Data retrieval step through the get-all action using the fondue plugin in the MOSHPIT tutorial is taking a huge amount of time

NewUser · July 15, 2025, 6:02pm

I am following the MOSHPIT Tutorials, and I am encountering a problem in the data retrieval step. After downloading the files and importing the data into an QIIME2 artifact, I am proceeding to run the get-all action from the fondue plugin. I am providing the exact code provided in the tutorial (just edited the email id that we are supposed to provide).

mosh fondue get-all
--i-accession-ids ./cache:ids
--p-email YOUR.EMAIL@domain.com
--p-threads 5
--p-retries 5
--o-paired-reads ./cache:reads_paired
--o-metadata ./cache:metadata
--o-single-reads ./cache:reads_single
--o-failed-runs ./cache:failed_runs
--verbose

Although the code is running, it seems to run for a long period of time. How much time does it usually take for this step? I am using my personal computer (Windows 11 64-bit).

lizgehret · July 15, 2025, 8:34pm

Hi @NewUser,

Welcome to the forum

A few questions:

You mention that you're using a Windows machine, but how are you running these commands? Via WSL command line? How much RAM are you allocating? And what length of time is this command running for? Is it completing, or are you receiving a non-zero exit code?

This information will help us to better understand the length of this runtime and whether or not it's to be expected. Cheers

NewUser · July 16, 2025, 8:15am

Hi,

Yes, I am running these commands using WSL. I am not pre-allocating RAM for running these programs. As of now, it has been running for 4+ hours. The specific actions are being executed (For e.g., downloading sequences, checks for single and paired-end reads, and writing sequences in the directory) but the code keeps on running.

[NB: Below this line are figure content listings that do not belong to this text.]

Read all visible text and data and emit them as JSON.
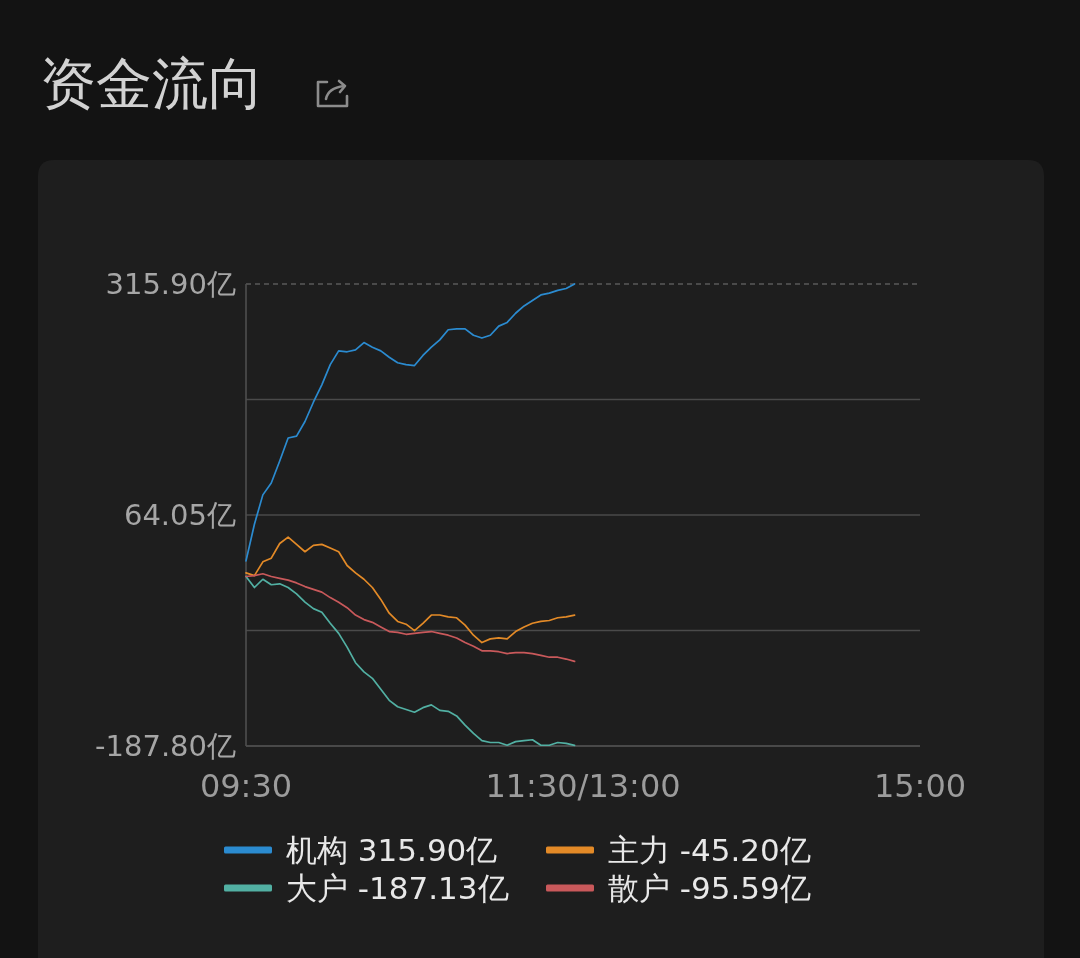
{
  "chart_data": {
    "type": "line",
    "title": "资金流向",
    "categories": [
      "09:30",
      null,
      null,
      null,
      null,
      null,
      null,
      null,
      null,
      null,
      null,
      null,
      null,
      null,
      null,
      null,
      null,
      null,
      null,
      null,
      null,
      null,
      null,
      null,
      null,
      null,
      null,
      null,
      null,
      null,
      null,
      null,
      null,
      null,
      null,
      null,
      null,
      null,
      null,
      null,
      "11:30/13:00",
      null,
      null,
      null,
      null,
      null,
      null,
      null,
      null,
      null,
      null,
      null,
      null,
      null,
      null,
      null,
      null,
      null,
      null,
      null,
      null,
      null,
      null,
      null,
      null,
      null,
      null,
      null,
      null,
      null,
      null,
      null,
      null,
      null,
      null,
      null,
      null,
      null,
      null,
      null,
      "15:00"
    ],
    "ylim": [
      -187.8,
      315.9
    ],
    "yticks": [
      {
        "value": 315.9,
        "label": "315.90亿"
      },
      {
        "value": 189.975,
        "label": null
      },
      {
        "value": 64.05,
        "label": "64.05亿"
      },
      {
        "value": -61.875,
        "label": null
      },
      {
        "value": -187.8,
        "label": "-187.80亿"
      }
    ],
    "grid": "y",
    "legend": "bottom",
    "line_style": "solid",
    "series": [
      {
        "name": "机构 315.90亿",
        "color": "#2b8bd0",
        "values": [
          14,
          54,
          86,
          99,
          123,
          148,
          150,
          166,
          187,
          206,
          228,
          243,
          242,
          244,
          252,
          247,
          243,
          236,
          230,
          228,
          227,
          238,
          247,
          255,
          266,
          267,
          267,
          260,
          257,
          260,
          270,
          274,
          284,
          292,
          298,
          304,
          306,
          309,
          311,
          315.9,
          null,
          null,
          null,
          null,
          null,
          null,
          null,
          null,
          null,
          null,
          null,
          null,
          null,
          null,
          null,
          null,
          null,
          null,
          null,
          null,
          null,
          null,
          null,
          null,
          null,
          null,
          null,
          null,
          null,
          null,
          null,
          null,
          null,
          null,
          null,
          null,
          null,
          null,
          null,
          null,
          null
        ]
      },
      {
        "name": "主力 -45.20亿",
        "color": "#e38a27",
        "values": [
          1,
          -2,
          13,
          17,
          33,
          40,
          32,
          24,
          31,
          32,
          28,
          24,
          9,
          1,
          -6,
          -15,
          -28,
          -43,
          -52,
          -55,
          -62,
          -54,
          -45,
          -45,
          -47,
          -48,
          -56,
          -67,
          -75,
          -71,
          -70,
          -71,
          -63,
          -58,
          -54,
          -52,
          -51,
          -48,
          -47,
          -45.2,
          null,
          null,
          null,
          null,
          null,
          null,
          null,
          null,
          null,
          null,
          null,
          null,
          null,
          null,
          null,
          null,
          null,
          null,
          null,
          null,
          null,
          null,
          null,
          null,
          null,
          null,
          null,
          null,
          null,
          null,
          null,
          null,
          null,
          null,
          null,
          null,
          null,
          null,
          null,
          null,
          null
        ]
      },
      {
        "name": "大户 -187.13亿",
        "color": "#52b0a3",
        "values": [
          -3,
          -15,
          -6,
          -12,
          -11,
          -15,
          -22,
          -31,
          -38,
          -42,
          -54,
          -65,
          -80,
          -97,
          -107,
          -114,
          -126,
          -138,
          -145,
          -148,
          -151,
          -146,
          -143,
          -149,
          -150,
          -155,
          -165,
          -174,
          -182,
          -184,
          -184,
          -187,
          -183,
          -182,
          -181,
          -187,
          -187,
          -184,
          -185,
          -187.13,
          null,
          null,
          null,
          null,
          null,
          null,
          null,
          null,
          null,
          null,
          null,
          null,
          null,
          null,
          null,
          null,
          null,
          null,
          null,
          null,
          null,
          null,
          null,
          null,
          null,
          null,
          null,
          null,
          null,
          null,
          null,
          null,
          null,
          null,
          null,
          null,
          null,
          null,
          null,
          null,
          null
        ]
      },
      {
        "name": "散户 -95.59亿",
        "color": "#c9595b",
        "values": [
          -3,
          -2,
          0,
          -3,
          -5,
          -7,
          -10,
          -14,
          -17,
          -20,
          -26,
          -31,
          -37,
          -45,
          -50,
          -53,
          -58,
          -63,
          -64,
          -66,
          -65,
          -64,
          -63,
          -65,
          -67,
          -70,
          -75,
          -79,
          -84,
          -84,
          -85,
          -87,
          -86,
          -86,
          -87,
          -89,
          -91,
          -91,
          -93,
          -95.59,
          null,
          null,
          null,
          null,
          null,
          null,
          null,
          null,
          null,
          null,
          null,
          null,
          null,
          null,
          null,
          null,
          null,
          null,
          null,
          null,
          null,
          null,
          null,
          null,
          null,
          null,
          null,
          null,
          null,
          null,
          null,
          null,
          null,
          null,
          null,
          null,
          null,
          null,
          null,
          null,
          null
        ]
      }
    ]
  }
}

I am attaching a screenshot of the outputs generated after the code was executed for 2+ hours. Notice the timestamp in the outputs generated. Thanks!

lizgehret · July 16, 2025, 8:29pm

Hey @NewUser,

Thanks for sharing this context! This is honestly a super reasonable runtime range. Depending on the size and type of data you are retrieving (i.e. amplicon vs. metagenomics), this command can take up to several days.

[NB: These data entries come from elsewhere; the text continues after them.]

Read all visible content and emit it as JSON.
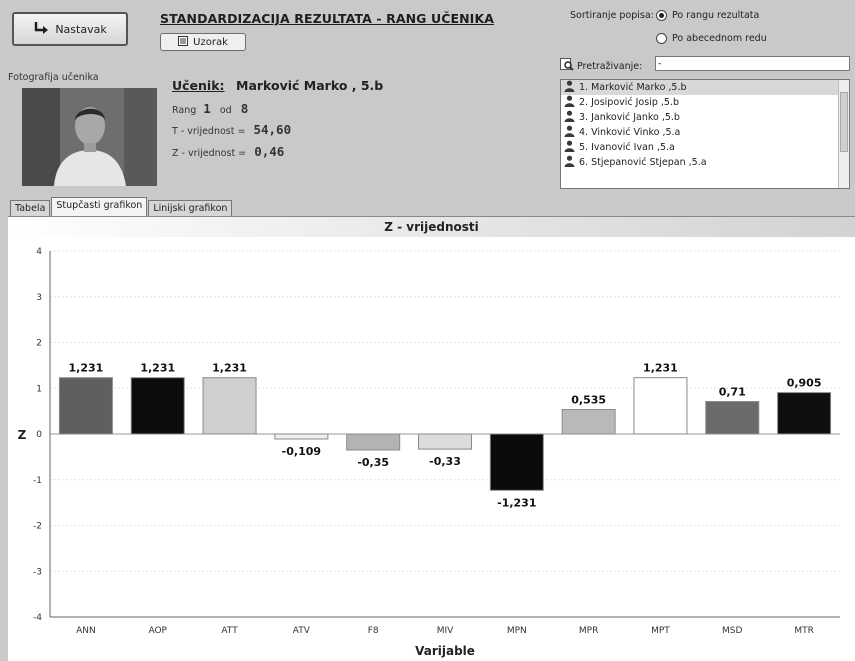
{
  "toolbar": {
    "next_label": "Nastavak",
    "sample_label": "Uzorak"
  },
  "header": {
    "title": "STANDARDIZACIJA REZULTATA - RANG UČENIKA"
  },
  "student": {
    "photo_label": "Fotografija učenika",
    "name_label": "Učenik:",
    "name": "Marković Marko , 5.b",
    "rank_label": "Rang",
    "rank": "1",
    "rank_of": "od",
    "rank_total": "8",
    "t_label": "T - vrijednost =",
    "t_value": "54,60",
    "z_label": "Z - vrijednost =",
    "z_value": "0,46"
  },
  "sorting": {
    "label": "Sortiranje popisa:",
    "options": [
      "Po rangu rezultata",
      "Po abecednom redu"
    ],
    "selected": 0
  },
  "search": {
    "label": "Pretraživanje:",
    "value": "-"
  },
  "students_list": [
    "1. Marković Marko ,5.b",
    "2. Josipović Josip ,5.b",
    "3. Janković Janko ,5.b",
    "4. Vinković Vinko ,5.a",
    "5. Ivanović Ivan ,5.a",
    "6. Stjepanović Stjepan ,5.a"
  ],
  "tabs": [
    "Tabela",
    "Stupčasti grafikon",
    "Linijski grafikon"
  ],
  "active_tab": 1,
  "chart_data": {
    "type": "bar",
    "title": "Z - vrijednosti",
    "xlabel": "Varijable",
    "ylabel": "Z",
    "ylim": [
      -4,
      4
    ],
    "yticks": [
      4,
      3,
      2,
      1,
      0,
      -1,
      -2,
      -3,
      -4
    ],
    "categories": [
      "ANN",
      "AOP",
      "ATT",
      "ATV",
      "F8",
      "MIV",
      "MPN",
      "MPR",
      "MPT",
      "MSD",
      "MTR"
    ],
    "values": [
      1.231,
      1.231,
      1.231,
      -0.109,
      -0.35,
      -0.33,
      -1.231,
      0.535,
      1.231,
      0.71,
      0.905
    ],
    "value_labels": [
      "1,231",
      "1,231",
      "1,231",
      "-0,109",
      "-0,35",
      "-0,33",
      "-1,231",
      "0,535",
      "1,231",
      "0,71",
      "0,905"
    ],
    "colors": [
      "#5f5f5f",
      "#0c0c0c",
      "#cfcfcf",
      "#f0f0f0",
      "#b3b3b3",
      "#dcdcdc",
      "#0a0a0a",
      "#b9b9b9",
      "#ffffff",
      "#6b6b6b",
      "#0f0f0f"
    ],
    "grid": true,
    "legend": "none"
  }
}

That being said, let us know if you run into any failures and we can take a closer look!

Cheers

NewUser · July 25, 2025, 4:59pm

Hi,

Thanks for letting me know. I ran the code and it worked! However, during running the code for quality overview (code mentioned below), I encountered an error message saying:

Code: mosh demux summarize
--i-data ./cache:reads
--o-visualization demux.qzv

Error:

I guess this is because there are no cache files with the name reads, as the reads can be single-end or paired-end. I changed the code to adjust for single-end (./cache: reads_single), and a qsv file was then generated for single-end reads.

However, I got the same error message when I ran the code for paired-end reads. Does this mean my dataset does not contain any paired reads?

Note: I ran the code for single-end reads again, but I got the same error message this time. Could there be a specific reason? Please let me know.